One of my closest hockey friends is a lawyer; a Boston Bruins fan who masquerades as a Washington Capitals fan unless the B's are in D.C. His nickname is The Barrister. He's good people.
I was thinking about him the other day in the context of the ongoing NHL lockout, which has deprived us of many postgame pints at the Irish Channel: Specifically, if there was any remedy his deviously litigious mind could invent to either force a lockout settlement or make life hellish for its catalysts.
Roy MacGregor of the Globe & Mail explored that concept with "one of the country's key legal minds", who mused on this notion: The possibility of "season-ticket holders launching a class-action suit against the NHL and its 30 teams."
Hooboy, now that would be fun.
In the case of the lawyer who demanded a full refund, he was informed he can be refunded only on a game-by-game basis, as previously scheduled games are lost to the labour dispute.
The strategy is obvious, the legal mind says. You offer season-ticket holders a small incentive to stay; you make it a bother to leave. This works to the advantage of teams as there is, daily, an increasing possibility that if a season-ticket holder leaves for the whole season, he is potentially gone for the next season as well, perhaps gone forever.

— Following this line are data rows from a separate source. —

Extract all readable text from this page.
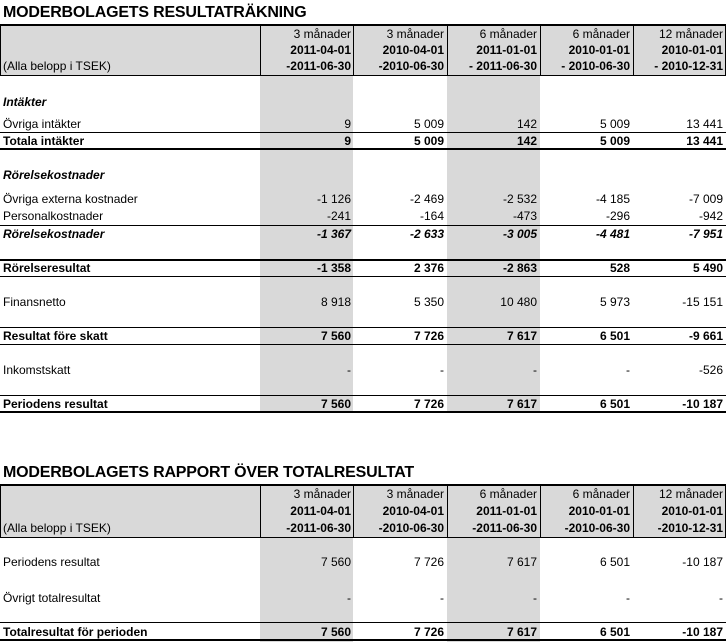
MODERBOLAGETS RESULTATRÄKNING
3 månader	3 månader	6 månader	6 månader	12 månader
2011-04-01	2010-04-01	2011-01-01	2010-01-01	2010-01-01
(Alla belopp i TSEK)	-2011-06-30	-2010-06-30	- 2011-06-30	- 2010-06-30	- 2010-12-31
Intäkter
Övriga intäkter	9	5 009	142	5 009	13 441
Totala intäkter	9	5 009	142	5 009	13 441
Rörelsekostnader
Övriga externa kostnader	-1 126	-2 469	-2 532	-4 185	-7 009
Personalkostnader	-241	-164	-473	-296	-942
Rörelsekostnader	-1 367	-2 633	-3 005	-4 481	-7 951
Rörelseresultat	-1 358	2 376	-2 863	528	5 490
Finansnetto	8 918	5 350	10 480	5 973	-15 151
Resultat före skatt	7 560	7 726	7 617	6 501	-9 661
Inkomstskatt	-	-	-	-	-526
Periodens resultat	7 560	7 726	7 617	6 501	-10 187
MODERBOLAGETS RAPPORT ÖVER TOTALRESULTAT
3 månader	3 månader	6 månader	6 månader	12 månader
2011-04-01	2010-04-01	2011-01-01	2010-01-01	2010-01-01
(Alla belopp i TSEK)	-2011-06-30	-2010-06-30	-2011-06-30	-2010-06-30	-2010-12-31
Periodens resultat	7 560	7 726	7 617	6 501	-10 187
Övrigt totalresultat	-	-	-	-	-
Totalresultat för perioden	7 560	7 726	7 617	6 501	-10 187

… [He said] you have to presume that the league and its teams had a strategy in place that presumed — perhaps even planned — that there would be a lockout on Sept. 15.
That, he says, raises the possibility that teams sold season tickets fully aware there would be, at best, a shortened season, and, at worst, no season at all. He would call this "false pretenses." Even if those tickets have caveats in small print regarding the possibility of lost games, he still believes a legal argument could be made.
Well, that would be worth it for the mountainous disclosure evidence, putting the Phoenix Coyotes revelations to shame. (Merry Christmas, Tyler Dellow.)
This isn't the first time the idea of lockout litigation has been floated, of course. Sally Jenkins of the Washington Post argued that communities that built stadiums with public subsidies should have sued NFL teams if the 2011 lockout cost them games.
Ken Lanci, a Cleveland Browns fan, took the next step and actually filed a lawsuit claiming his "right to buy tickets through his personal seat license has been violated because of the lockout." (It wasn't exactly an airtight case.)
So there you go: The longer the NHL lockout lingers, the more The Barrister and his litigious friends should start building their cases.
Will they win? Eh, probably not, due to fine print and assumption of risk and all the other things the League's attorneys would argue.
But at the very least, they could speak a language that Gary Bettman could understand.